И вдруг новая мысль буквально выбросила ее из постели. Ее показания. Те две странички! На одной – записка сына, на другой – ее признания. Ведь они лежат где-то дома, на их прежней квартире, и если он ничего не вспомнит в первый момент их встречи, то, придя домой…
Наспех одевшись, позабыв, что на 9.00 у нее забронировано время у самой модной московской парикмахерши Розы в «Чародейке» на проспекте Калинина, Галина осторожно, чтоб не разбудить спящего чутким старческим сном отца, выскользнула из квартиры. Дубленка внаброску, шапка под мышкой – пробежав по свежему ночному снегу, она нервно завела свою засыпанную снегом «Ладу», варежкой наспех отряхнула снег с лобового стекла и, даже не дождавшись, когда прогреется двигатель, по пустым и темным улицам погнала машину на Ленинский проспект, в свою бывшую квартиру.
Там, с перебоями в сердце, она вставила ключ в замочную скважину и, словно боясь чего-то, вошла в квартиру, включила свет. Она сама не знала, чего она опасалась здесь – встретить другую женщину или найти следы других женщин, и, только когда вошла в квартиру и включила свет, поняла – портрет сына. Большой, увеличенный с маленькой детской карточки, портрет сына висел в гостиной – Вите было тогда четыре года, улыбающийся малыш в матросской бескозырке смотрел на нее строгими отцовскими глазами. Она даже не подошла к портрету, она замерла посреди комнаты, а потом медленно опустилась на колени и шептала только:
– Витенька, прости… Прости…
Как все новообращенные верующие, она готова была молиться и плакать чрезмерно.

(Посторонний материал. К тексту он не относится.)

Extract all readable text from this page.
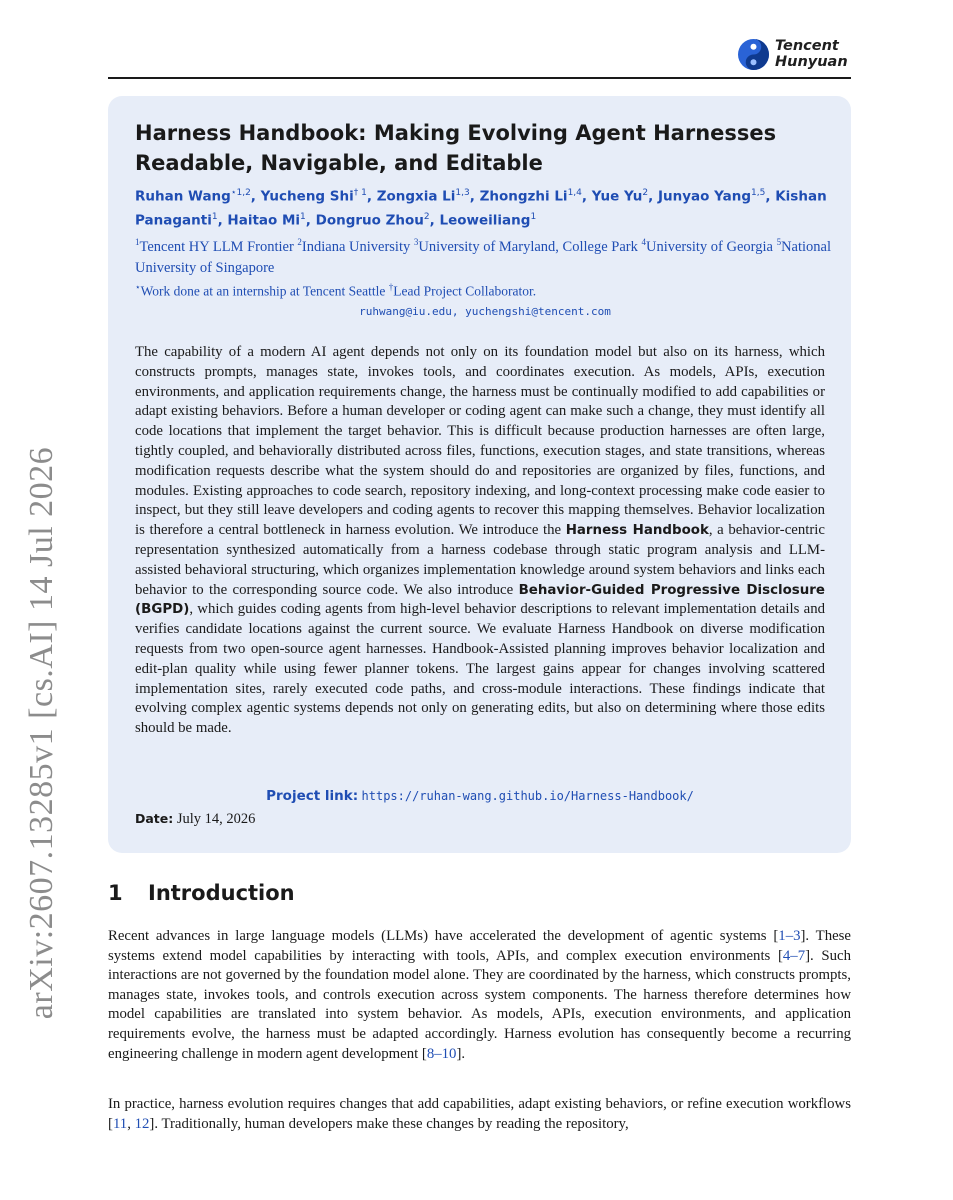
arXiv:2607.13285v1 [cs.AI] 14 Jul 2026
Tencent
Hunyuan
Harness Handbook: Making Evolving Agent Harnesses Readable, Navigable, and Editable
Ruhan Wang$^{⋆1,2}$, Yucheng Shi$^{\dagger 1}$, Zongxia Li$^{1,3}$, Zhongzhi Li$^{1,4}$, Yue Yu$^2$, Junyao Yang$^{1,5}$, Kishan Panaganti$^1$, Haitao Mi$^1$, Dongruo Zhou$^2$, Leoweiliang$^1$
$^1$Tencent HY LLM Frontier $^2$Indiana University $^3$University of Maryland, College Park $^4$University of Georgia $^5$National University of Singapore
⋆Work done at an internship at Tencent Seattle †Lead Project Collaborator.
ruhwang@iu.edu, yuchengshi@tencent.com
The capability of a modern AI agent depends not only on its foundation model but also on its harness, which constructs prompts, manages state, invokes tools, and coordinates execution. As models, APIs, execution environments, and application requirements change, the harness must be continually modified to add capabilities or adapt existing behaviors. Before a human developer or coding agent can make such a change, they must identify all code locations that implement the target behavior. This is difficult because production harnesses are often large, tightly coupled, and behaviorally distributed across files, functions, execution stages, and state transitions, whereas modification requests describe what the system should do and repositories are organized by files, functions, and modules. Existing approaches to code search, repository indexing, and long-context processing make code easier to inspect, but they still leave developers and coding agents to recover this mapping themselves. Behavior localization is therefore a central bottleneck in harness evolution. We introduce the Harness Handbook, a behavior-centric representation synthesized automatically from a harness codebase through static program analysis and LLM-assisted behavioral structuring, which organizes implementation knowledge around system behaviors and links each behavior to the corresponding source code. We also introduce Behavior-Guided Progressive Disclosure (BGPD), which guides coding agents from high-level behavior descriptions to relevant implementation details and verifies candidate locations against the current source. We evaluate Harness Handbook on diverse modification requests from two open-source agent harnesses. Handbook-Assisted planning improves behavior localization and edit-plan quality while using fewer planner tokens. The largest gains appear for changes involving scattered implementation sites, rarely executed code paths, and cross-module interactions. These findings indicate that evolving complex agentic systems depends not only on generating edits, but also on determining where those edits should be made.
Project link: https://ruhan-wang.github.io/Harness-Handbook/
Date: July 14, 2026
1 Introduction

Recent advances in large language models (LLMs) have accelerated the development of agentic systems [1–3]. These systems extend model capabilities by interacting with tools, APIs, and complex execution environments [4–7]. Such interactions are not governed by the foundation model alone. They are coordinated by the harness, which constructs prompts, manages state, invokes tools, and controls execution across system components. The harness therefore determines how model capabilities are translated into system behavior. As models, APIs, execution environments, and application requirements evolve, the harness must be adapted accordingly. Harness evolution has consequently become a recurring engineering challenge in modern agent development [8–10].

In practice, harness evolution requires changes that add capabilities, adapt existing behaviors, or refine execution workflows [11, 12]. Traditionally, human developers make these changes by reading the repository,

Но спустя несколько минут она встала, сняла со стены портрет сына и спрятала его в своей спальне, в нижнем ящике комода, под бельем. Потом сунула в свою сумку семейный альбом и вытащила из письменного стола Юрышева все ящики. Но ни в ящиках, ни в чемоданах, которые лежали в кладовке, ни среди книг в книжном шкафу – нигде не было тех двух страничек из простой ученической Витиной тетради… Резко, вспугивающе прозвучал телефонный звонок. Колеблясь – брать или не брать трубку – она подошла к телефону. Кто может звонить Юрышеву в такую рань? Решившись, она все-таки сняла телефонную трубку.
– Алло…
– Это ты? – прозвучал голос отца. – Убираешь там?
– Да…
– Ну и хорошо. Умница… – Впервые за эти месяцы она услышала в голосе отца теплые нотки. – Не уходи – я пришлю с шофером продукты, а потом поедешь с ним в автомагазин, получишь новую «Волгу», я уже все оплатил. И к пяти часам приедешь на ней в Генштаб.
– «Волгу»?! – изумилась она.
– Ну да. Генералу Юрышеву негоже ездить на какой-то задрипанной «Ладе». Только не говори ему, что это от меня. Он ведь не помнит – была у него машина или нет. Интересно, что он скажет?